1 Year After the Election, How Biden's Popularity Stacks Up Against Trump's

A year after the Presidential election, President Joe Biden remains more popular than former President Donald Trump, but only by a small margin.

Biden entered office with significantly higher ratings than Trump, but the president has faced drops in popularity toward the end of his first year in office. Predominantly being fueled by the chaotic withdrawal from Afghanistan and ongoing COVID-19 pandemic, Trump has taken advantage of the problems plaguing the Biden administration to boost support for Republicans and boast about his time in office.

Recent polls put Trump's and Biden's favorability ratings within 2 to 4 percentage points of each other, although Biden's regularly had the higher of the two. An NBC News poll released on Sunday found 40 percent of the 1,000 people surveyed had a positive view of Biden and 38 percent had a positive view of Trump.

That same two-point gap was found in a Morning Consult poll released days earlier, although it showed voters had a more positive view of the two men, giving Biden a 46 percent favorability rating and Trump a 44 percent favorability rating.

Biden and Trump had nearly equal support from members of their own party and negative views from members of the opposite party. Trump's supporters had a slightly more positive view of him than Biden's voters did of the president and independents were nearly evenly split, going for Biden by two points.

trump biden poll popularity
Former President Donald Trump and President Joe Biden have similar favorability ratings, although Biden is often the more popular of the two. This combination of pictures created on September 28, 2020, shows Biden speaking at a "Build Back Better" Clean Energy event on July 14, 2020, in Wilmington, Delaware, and Trump speaking to the press outside the White House on September 24, 2020. OLIVIER DOULIERY,MANDEL NGAN/AFP/Getty Images

While some thought Trump being kicked off social media would force the former president into the background, he's kept up a continual presence by way of rallies and emailed statements. The bulk of those statements involve criticism of the Biden administration, which Trump sees as dismantling the progress his administration made.

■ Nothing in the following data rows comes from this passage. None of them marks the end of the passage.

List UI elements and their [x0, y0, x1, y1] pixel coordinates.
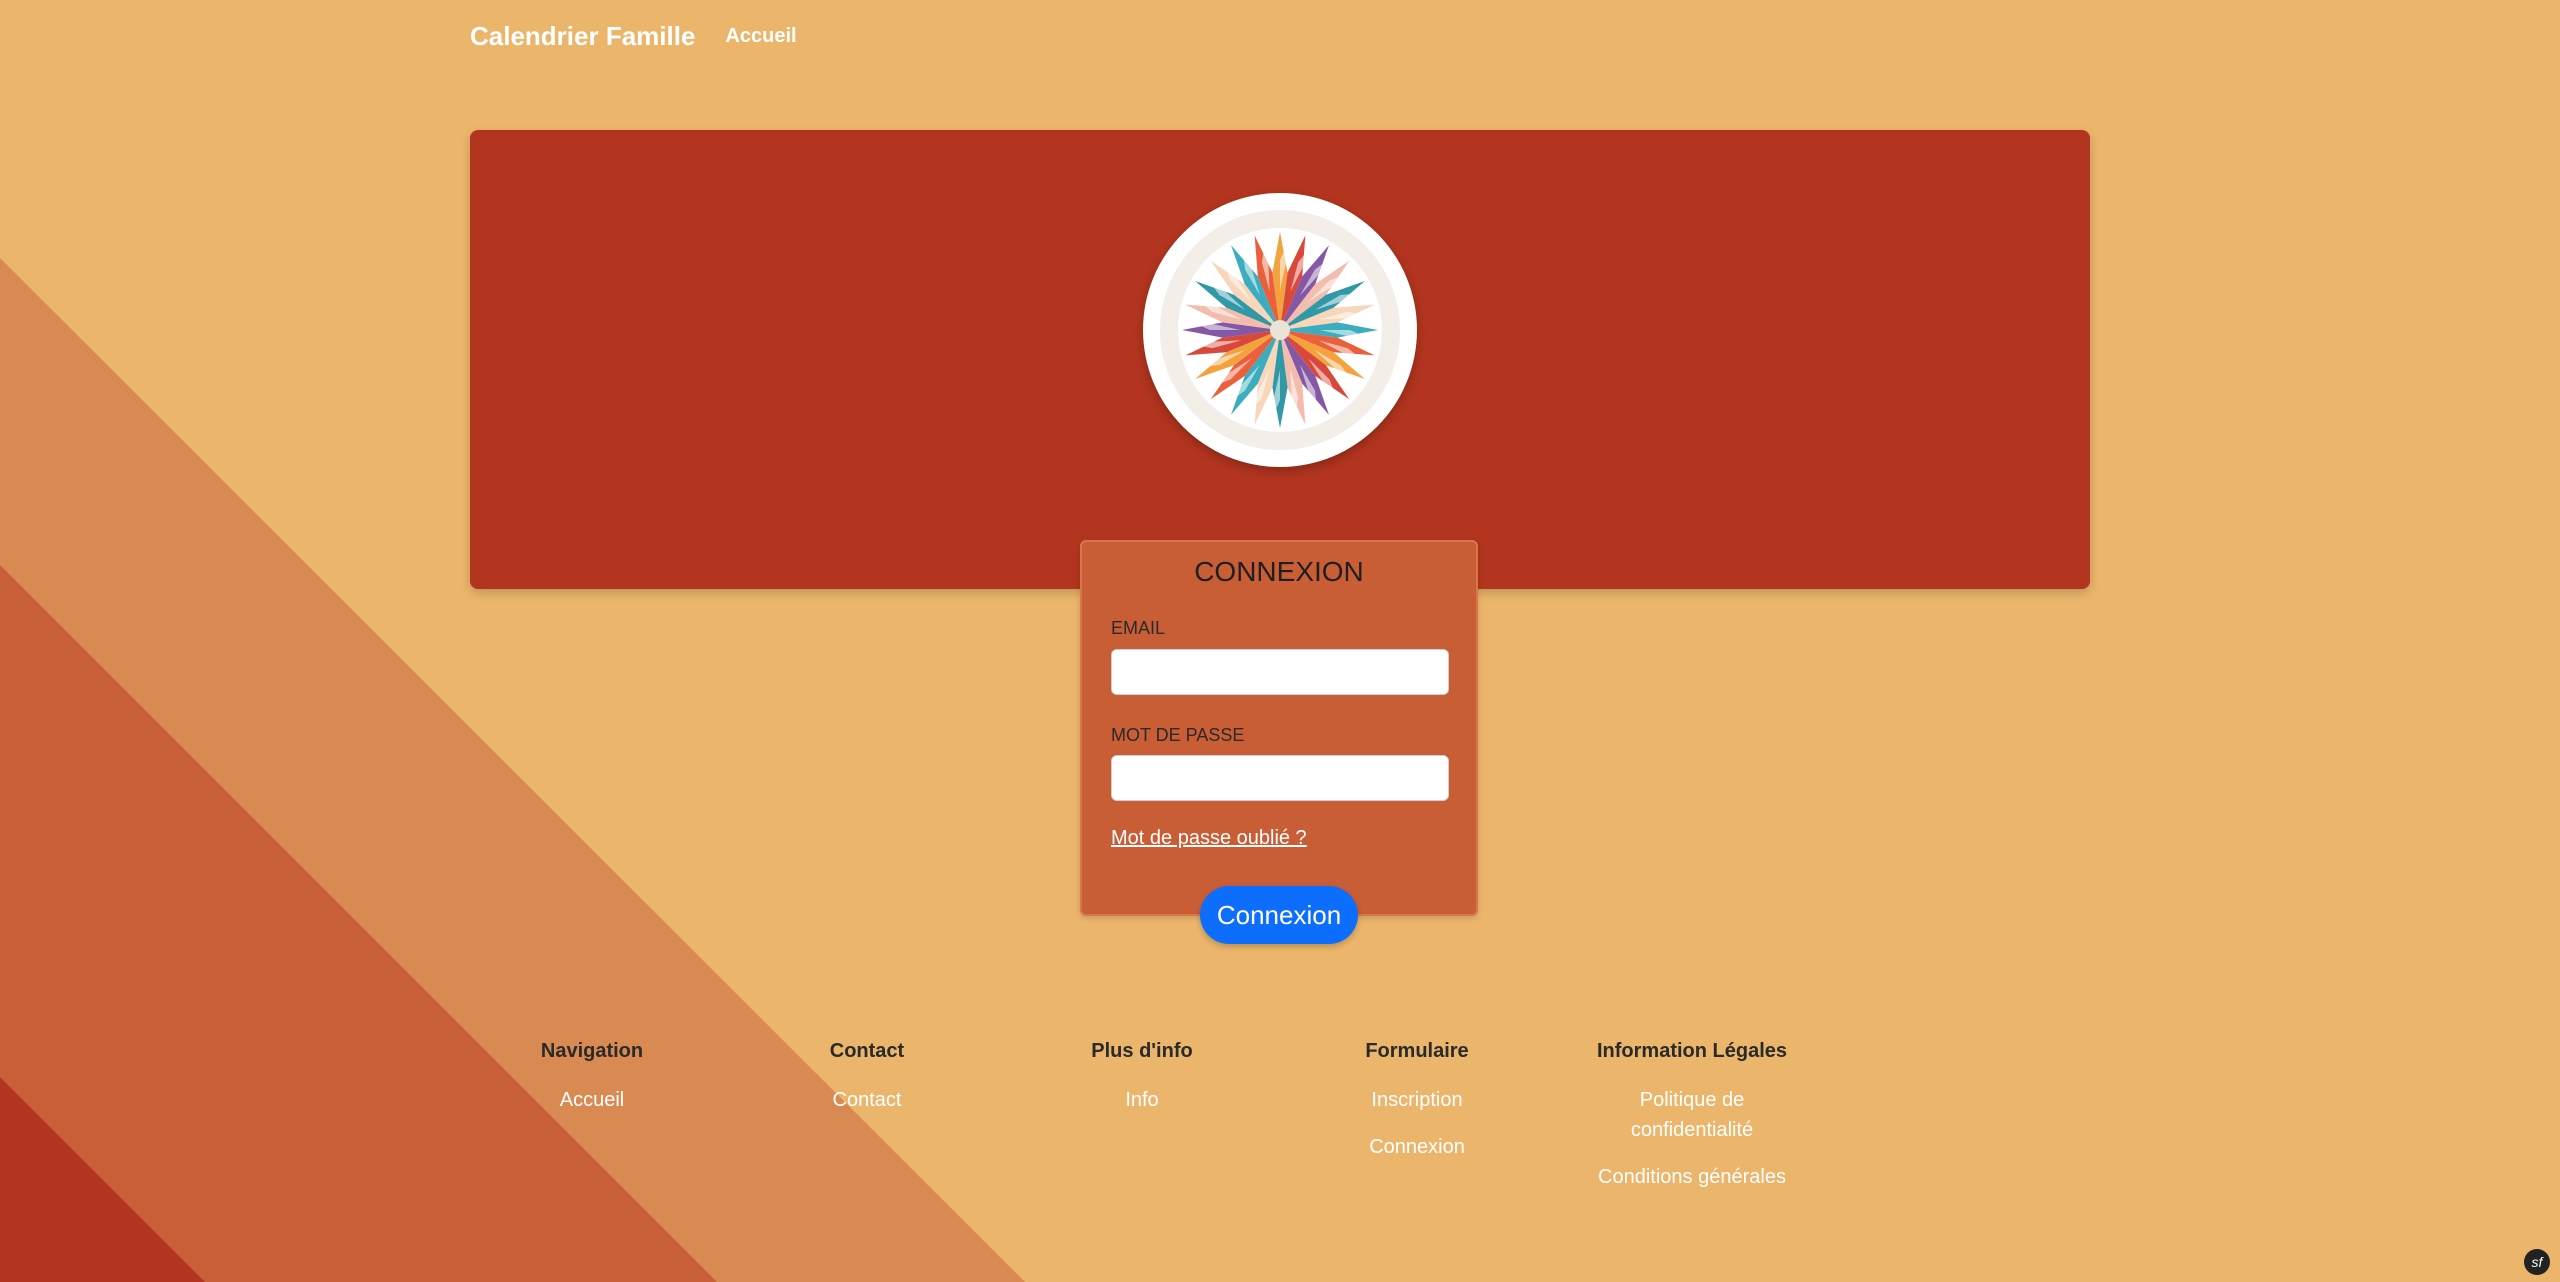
mandala-icon — [1160, 210, 1400, 450]
brand-link[interactable]: Calendrier Famille — [470, 21, 695, 52]
login-submit-button[interactable]: Connexion — [1200, 886, 1358, 944]
email-field[interactable] — [1111, 649, 1449, 695]
footer-link-terms[interactable]: Conditions générales — [1562, 1162, 1822, 1192]
footer-link-accueil[interactable]: Accueil — [462, 1085, 722, 1115]
footer-heading: Plus d'info — [1091, 1040, 1193, 1062]
footer-col-formulaire: Formulaire Inscription Connexion — [1287, 1040, 1547, 1179]
footer-heading: Contact — [829, 1040, 905, 1062]
login-card: CONNEXION EMAIL MOT DE PASSE Mot de pass… — [1080, 540, 1478, 916]
password-field[interactable] — [1111, 755, 1449, 801]
footer-col-info: Plus d'info Info — [1012, 1040, 1272, 1132]
footer-col-legal: Information Légales Politique de confide… — [1562, 1040, 1822, 1209]
footer-heading: Formulaire — [1365, 1040, 1469, 1062]
footer-col-contact: Contact Contact — [737, 1040, 997, 1132]
login-title: CONNEXION — [1194, 556, 1364, 587]
footer-link-contact[interactable]: Contact — [737, 1085, 997, 1115]
footer-link-connexion[interactable]: Connexion — [1287, 1132, 1547, 1162]
footer-heading: Information Légales — [1596, 1040, 1788, 1062]
nav-home-link[interactable]: Accueil — [725, 25, 796, 48]
footer-heading: Navigation — [540, 1040, 644, 1062]
footer-link-info[interactable]: Info — [1012, 1085, 1272, 1115]
origami-logo-icon — [1143, 193, 1417, 467]
symfony-debug-icon[interactable]: sf — [2524, 1249, 2550, 1275]
footer-link-inscription[interactable]: Inscription — [1287, 1085, 1547, 1115]
footer-col-navigation: Navigation Accueil — [462, 1040, 722, 1132]
top-navbar: Calendrier Famille Accueil — [470, 0, 797, 72]
forgot-password-link[interactable]: Mot de passe oublié ? — [1111, 827, 1307, 850]
password-label: MOT DE PASSE — [1111, 725, 1245, 745]
email-label: EMAIL — [1111, 618, 1166, 638]
footer-link-privacy[interactable]: Politique de confidentialité — [1602, 1085, 1782, 1145]
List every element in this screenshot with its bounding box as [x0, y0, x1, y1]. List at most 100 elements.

It's unlikely that Trump's statements are going to persuade Democrats to vote for Republicans in the midterms or a Republican president in 2024, but Biden's falling appeal is raising concerns that the GOP could take back Congress in 2022. History bodes well for Republicans in 2022, as the president's party often loses seats in the midterms, and they only need to flip six seats in the House and one seat in the Senate.

With midterms being a referendum on the president, Biden's low polling numbers among independents could make all the difference in close elections.

A YouGov poll from the end of October still showed Biden and Trump had similar favorability ratings but gave Biden a greater margin of four points. The YouGov poll also found Democrats viewed Biden more positively than Republicans viewed Trump, although each man's supporters had nearly equal views of them.

While polling isn't always indicative of how elections will turn out, Tuesday's election results in Virginia are a warning sign to Democrats that a referendum on Biden may not end well for them. Republicans swept the elections in Virginia, a state that had been trending blue, indicating that anti-Trump messaging may not be as effective as it was in 2020.

There's still a good amount of time between now and the midterms, so Biden has a chance to increase his standing with voters, especially if Democrats pass key measures of his campaign.